Un attaquant esseulé
Pierre Emerick Aubameyang a d’ailleurs été totalement esseulé lors de ce match à Toulouse. En 90 minutes, il ne touche que 17 ballons, en gagne seulement 2 et en perd 6. Un match frustrant, comme celui de Saadi hier, qui n’a touché que 11 ballons. La différence entre les deux se fait sur le talent intrinsèque : avec 17 ballons, PEA tire 3 fois et cadre 2 fois. Ce que Saadi n’a jamais été en mesure de faire.

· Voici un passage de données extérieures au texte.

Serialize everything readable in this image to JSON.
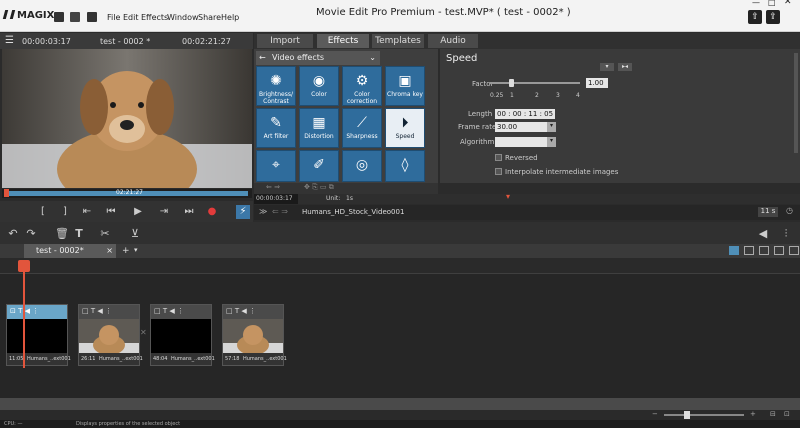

Si l’on regarde le match d’hier, en phase défensive comme offensive, il n’est pas facile pour Idriss Saadi de toucher un ballon exploitable. Sur l’image en phase défensive, la zone rouge représente le « no man’s land » entre la ligne de 5 du milieu et le jeune attaquant stéphanois. Imaginons que l’ailier nordiste fasse une mauvaise passe dans l’axe du terrain : aucun joueur ne pourra l’intercepter. Ce serait peut-être le rôle de Renaud Cohade de remonter un peu pour éviter la coupure qui a fait que Saadi a touché aussi peu de ballons… Sur l’autre image, en phase offensive, on voit une action assez banale, qui se finira par un ciseau un peu raté de l’attaquant stéphanois. Cohade donne un ballon vers l’avant au milieu de terrain. Guilavogui doit alors dézoner afin d’importer un minuscule soutien à l’attaque stéphanoise : un soutien de maigre importance. Comment imaginer que le jeune Idriss Saadi, qui n’a jamais marqué en Ligue 1, arrive à conclure une occasion où il se trouve seul au milieu de 7 joueurs lillois, sans aucun soutien dans un périmètre de 20 mètres. Son retourné aurait pu se finir en passe décisive, mais les joueurs stéphanois sont arrivés trop tard dans la zone de l’action.
A Toulouse l’an dernier, même symptôme, même résultat. En phase défensive, l’ASSE laisse Aubameyang désespérément seul. Au moment de l’action, qui va d’ailleurs amener le pénalty pour Toulouse (coïncidence troublante avec ce week-end !), les lignes de Galtier se mettent en place : Nicolita en réalité n’apporte pas de soutien au centre du terrain, il a perdu le ballon et s’en va défendre en sprintant tandis que l’attaquant gabonais reste désespérément seul au beau milieu de nombreux adversaires se trouvant derrière lui. Galtier reprochera d’ailleurs cette animation offensive défaillante à la fin du match. Sur l’autre image, en phase offensive, une action, là aussi banale qui mènera à une très rapide perte de balle dans le camp toulousain, par manque criant de solutions. Aubameyang vient de faire son appel en profondeur, il n’est pas servi. Il s’éloigne progressivement de Cohade et crée un énorme trou entre les lignes : l’ASSE perd le ballon. Si Gradel marque un pénalty anecdotique à la dernière minute, l’ASSE avait semblé terriblement impuissante durant tout le match.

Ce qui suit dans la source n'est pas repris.